Marketers must also factor the emotional reaction that they want to get each time a customer interacts with the brand. Deliver your brand truth with consistency that will be felt in every customer experience, reminding them why they chose you in the first place. This will help foster loyalty to your brand.

Third, every aspect of the customer experience matters. Everything communicates to the customer. So brand owners need to think about every aspect of the customer experience, from the most mundane to the most visible parts.

A cohesive experience is more satisfying to people while building a more favorable impression about your brand. It is no longer enough that your brand is appealing to them, their expectations are heightened.

They now expect that you truly know them.
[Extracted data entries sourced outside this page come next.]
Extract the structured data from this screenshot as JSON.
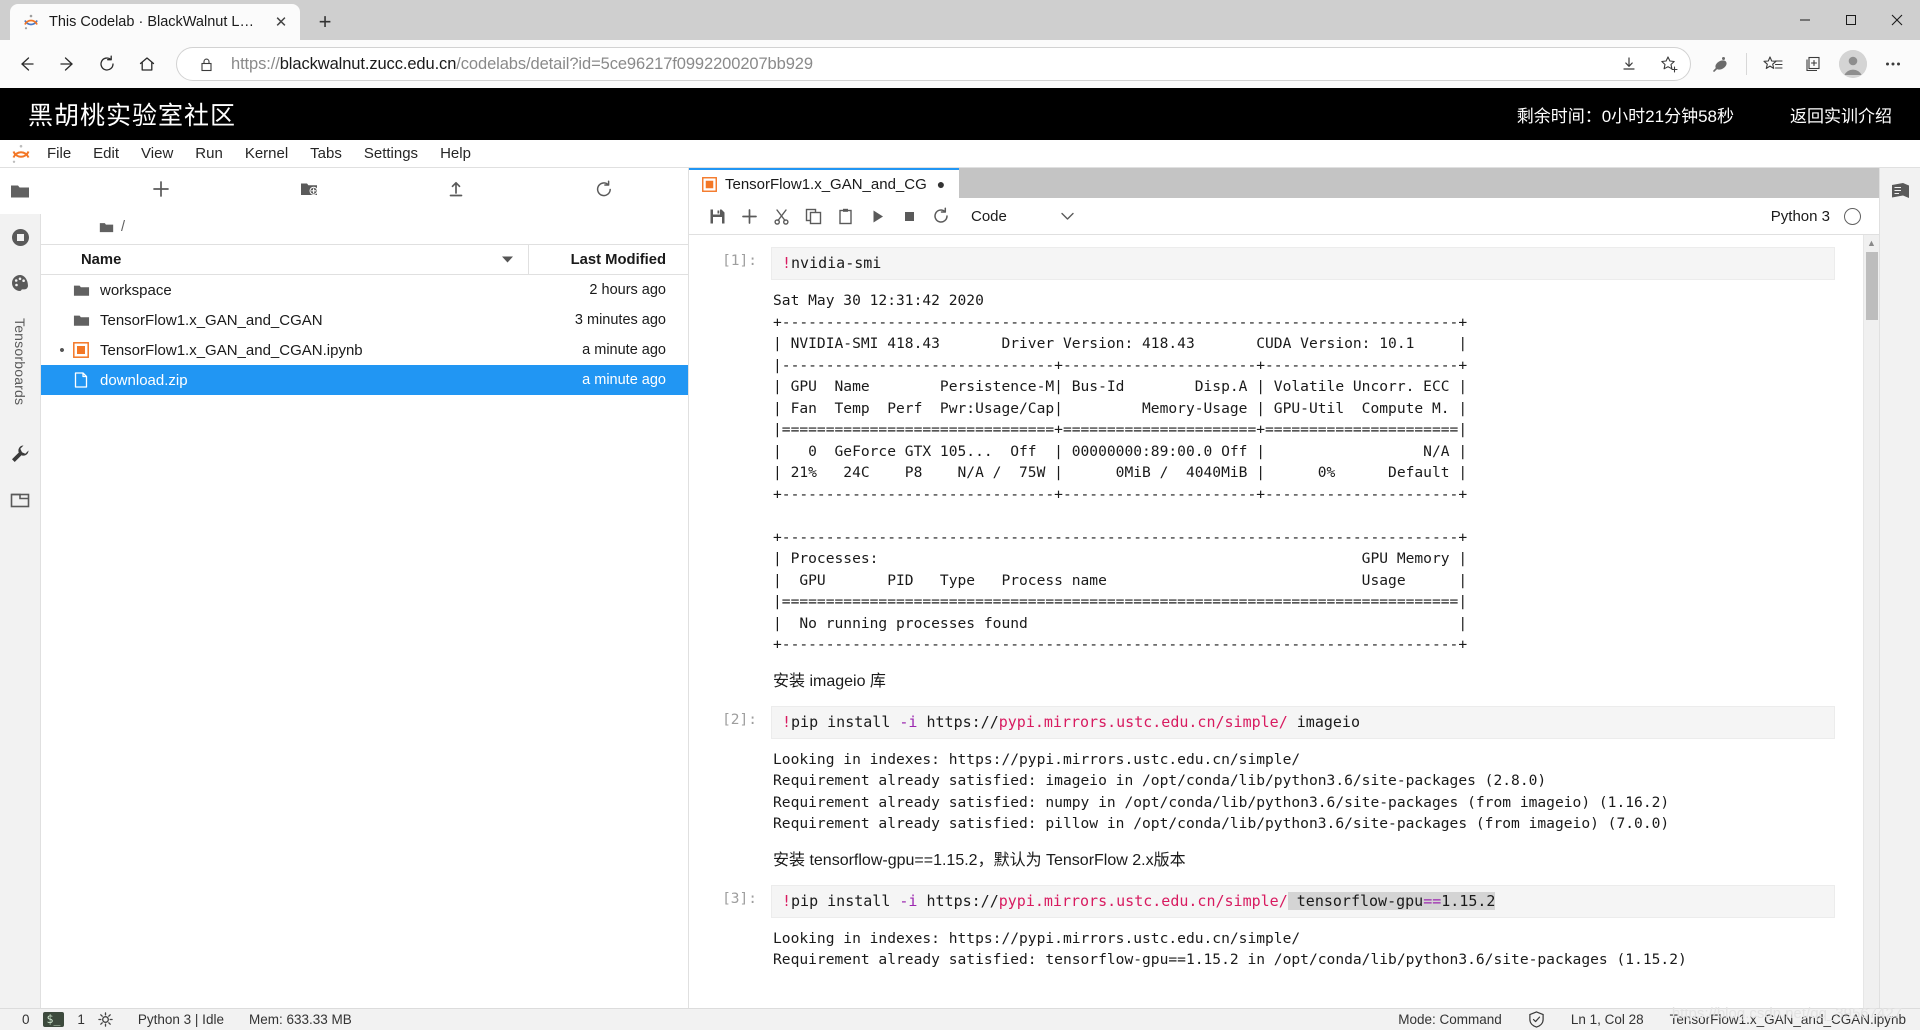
{
  "browser": {
    "tab": {
      "title": "This Codelab · BlackWalnut Labs.",
      "favicon": "jupyter-favicon",
      "close_label": "✕"
    },
    "new_tab_label": "+",
    "window_controls": {
      "minimize": "minimize-icon",
      "maximize": "maximize-icon",
      "close": "close-icon"
    },
    "nav": {
      "back": "back-arrow-icon",
      "forward": "forward-arrow-icon",
      "reload": "reload-icon",
      "home": "home-icon"
    },
    "omnibox": {
      "lock": "lock-icon",
      "url_scheme": "https://",
      "url_host": "blackwalnut.zucc.edu.cn",
      "url_path": "/codelabs/detail?id=5ce96217f0992200207bb929",
      "full_url": "https://blackwalnut.zucc.edu.cn/codelabs/detail?id=5ce96217f0992200207bb929",
      "download_icon": "download-icon",
      "favorite_icon": "add-favorite-icon"
    },
    "toolbar_icons": [
      "collections-radar-icon",
      "favorites-list-icon",
      "collections-icon",
      "profile-avatar-icon",
      "more-options-icon"
    ]
  },
  "site_header": {
    "logo": "黑胡桃实验室社区",
    "remaining_time": "剩余时间：0小时21分钟58秒",
    "back_link": "返回实训介绍"
  },
  "jupyter": {
    "menu": [
      "File",
      "Edit",
      "View",
      "Run",
      "Kernel",
      "Tabs",
      "Settings",
      "Help"
    ],
    "left_rail": [
      {
        "name": "file-browser-icon",
        "label": "",
        "active": true
      },
      {
        "name": "running-terminals-icon",
        "label": "",
        "active": false
      },
      {
        "name": "extension-manager-icon",
        "label": "",
        "active": false
      },
      {
        "name": "tensorboards-icon",
        "label": "Tensorboards",
        "active": false
      },
      {
        "name": "wrench-icon",
        "label": "",
        "active": false
      },
      {
        "name": "open-tabs-icon",
        "label": "",
        "active": false
      }
    ],
    "right_rail": [
      {
        "name": "table-of-contents-icon",
        "label": ""
      }
    ],
    "filebrowser": {
      "toolbar": [
        "new-launcher-icon",
        "new-folder-icon",
        "upload-icon",
        "refresh-icon"
      ],
      "breadcrumb": "/",
      "columns": {
        "name": "Name",
        "last_modified": "Last Modified"
      },
      "items": [
        {
          "name": "workspace",
          "modified": "2 hours ago",
          "type": "folder",
          "selected": false,
          "dirty": false
        },
        {
          "name": "TensorFlow1.x_GAN_and_CGAN",
          "modified": "3 minutes ago",
          "type": "folder",
          "selected": false,
          "dirty": false
        },
        {
          "name": "TensorFlow1.x_GAN_and_CGAN.ipynb",
          "modified": "a minute ago",
          "type": "notebook",
          "selected": false,
          "dirty": true
        },
        {
          "name": "download.zip",
          "modified": "a minute ago",
          "type": "file",
          "selected": true,
          "dirty": false
        }
      ]
    },
    "notebook": {
      "tab_title": "TensorFlow1.x_GAN_and_CG",
      "tab_dirty_marker": "●",
      "toolbar_icons": [
        "save-icon",
        "insert-cell-icon",
        "cut-icon",
        "copy-icon",
        "paste-icon",
        "run-icon",
        "stop-icon",
        "restart-icon"
      ],
      "cell_type": "Code",
      "cell_type_caret": "chevron-down-icon",
      "kernel_name": "Python 3",
      "kernel_status": "kernel-idle-icon",
      "cells": [
        {
          "prompt": "[1]:",
          "source_bang": "!",
          "source_rest": "nvidia-smi",
          "output": "Sat May 30 12:31:42 2020       \n+-----------------------------------------------------------------------------+\n| NVIDIA-SMI 418.43       Driver Version: 418.43       CUDA Version: 10.1     |\n|-------------------------------+----------------------+----------------------+\n| GPU  Name        Persistence-M| Bus-Id        Disp.A | Volatile Uncorr. ECC |\n| Fan  Temp  Perf  Pwr:Usage/Cap|         Memory-Usage | GPU-Util  Compute M. |\n|===============================+======================+======================|\n|   0  GeForce GTX 105...  Off  | 00000000:89:00.0 Off |                  N/A |\n| 21%   24C    P8    N/A /  75W |      0MiB /  4040MiB |      0%      Default |\n+-------------------------------+----------------------+----------------------+\n                                                                               \n+-----------------------------------------------------------------------------+\n| Processes:                                                       GPU Memory |\n|  GPU       PID   Type   Process name                             Usage      |\n|=============================================================================|\n|  No running processes found                                                 |\n+-----------------------------------------------------------------------------+"
        },
        {
          "markdown": "安装 imageio 库"
        },
        {
          "prompt": "[2]:",
          "source_bang": "!",
          "source_pre": "pip install ",
          "source_flag": "-i",
          "source_url_a": " https://",
          "source_url_host": "pypi.mirrors.ustc.edu.cn",
          "source_url_b": "/simple/",
          "source_pkg": " imageio",
          "output": "Looking in indexes: https://pypi.mirrors.ustc.edu.cn/simple/\nRequirement already satisfied: imageio in /opt/conda/lib/python3.6/site-packages (2.8.0)\nRequirement already satisfied: numpy in /opt/conda/lib/python3.6/site-packages (from imageio) (1.16.2)\nRequirement already satisfied: pillow in /opt/conda/lib/python3.6/site-packages (from imageio) (7.0.0)"
        },
        {
          "markdown": "安装 tensorflow-gpu==1.15.2，默认为 TensorFlow 2.x版本"
        },
        {
          "prompt": "[3]:",
          "source_bang": "!",
          "source_pre": "pip install ",
          "source_flag": "-i",
          "source_url_a": " https://",
          "source_url_host": "pypi.mirrors.ustc.edu.cn",
          "source_url_b": "/simple/",
          "source_pkg_sel_name": "tensorflow-gpu",
          "source_pkg_sel_op": "==",
          "source_pkg_sel_ver": "1.15.2",
          "output": "Looking in indexes: https://pypi.mirrors.ustc.edu.cn/simple/\nRequirement already satisfied: tensorflow-gpu==1.15.2 in /opt/conda/lib/python3.6/site-packages (1.15.2)"
        }
      ]
    }
  },
  "statusbar": {
    "kernels_count": "0",
    "terminal_badge": "$_",
    "terminals_count": "1",
    "gear_icon": "gear-icon",
    "kernel_state": "Python 3 | Idle",
    "memory": "Mem: 633.33 MB",
    "mode": "Mode: Command",
    "shield_icon": "shield-check-icon",
    "cursor_position": "Ln 1, Col 28",
    "filename": "TensorFlow1.x_GAN_and_CGAN.ipynb",
    "watermark": "https://blog.csdn.net/qq_39567427"
  }
}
To be able to do this, a brand owner must do two things: (1) Evolve to find the right blend to achieve both transactional and relational marketing. (2) Harness data—a brand owner must know how to generate, mine and maximize data to achieve a relevant and unique consumer journey for a particular brand, and more potentially for a particular brief.

Fourth, we compete with brands both global and local. So work hard to earn people’s time and attention. Consumers have infinite choices available to them. And we can’t simply force them to pay attention to us or invest their precious time on us without good reason. We have to find ways to make our brand worthy of their time and attention, whether through great customer experience or engaging communication.

In McCann, we have what we call the “New Globality,” gone are the days when a customer’s buying power is only influenced by the people around them or by an article on a broadsheet, an ad seen on TV or heard on radio. Today, people are unknowingly shopping all the time. They do these when they browse social media or check out that influencer they follow. Even when they open their e-mails, an ad is present on screen.

So your brand may not only be competing for the attention against your “same product” competitor but it is also competing against a “digital-first” small local brand that you have never encountered before.

A brand has to stand out to even have the fighting chance of being noticed. Your brand is also competing against products from other categories.

Fifth, innovate constantly. People are always hungry for new experiences. So brands need to keep up. A brand that becomes predictable or stays stagnant runs the risk of being vulnerable to newer brands or brands that seeks to constantly surprise and delight customers. Staying relevant is key.

In this ultra-connected world, this entails real-time engagement with customers as they go about their daily lives.

It follows that a brand must be customer-centric, so much that they have already anticipated what the customer will need next. This will help the brand to stay ahead of its game.

The author is COO of McCann Worldgroup Philippines, one of the largest and leading integrated marketing communications firms in the Philippines.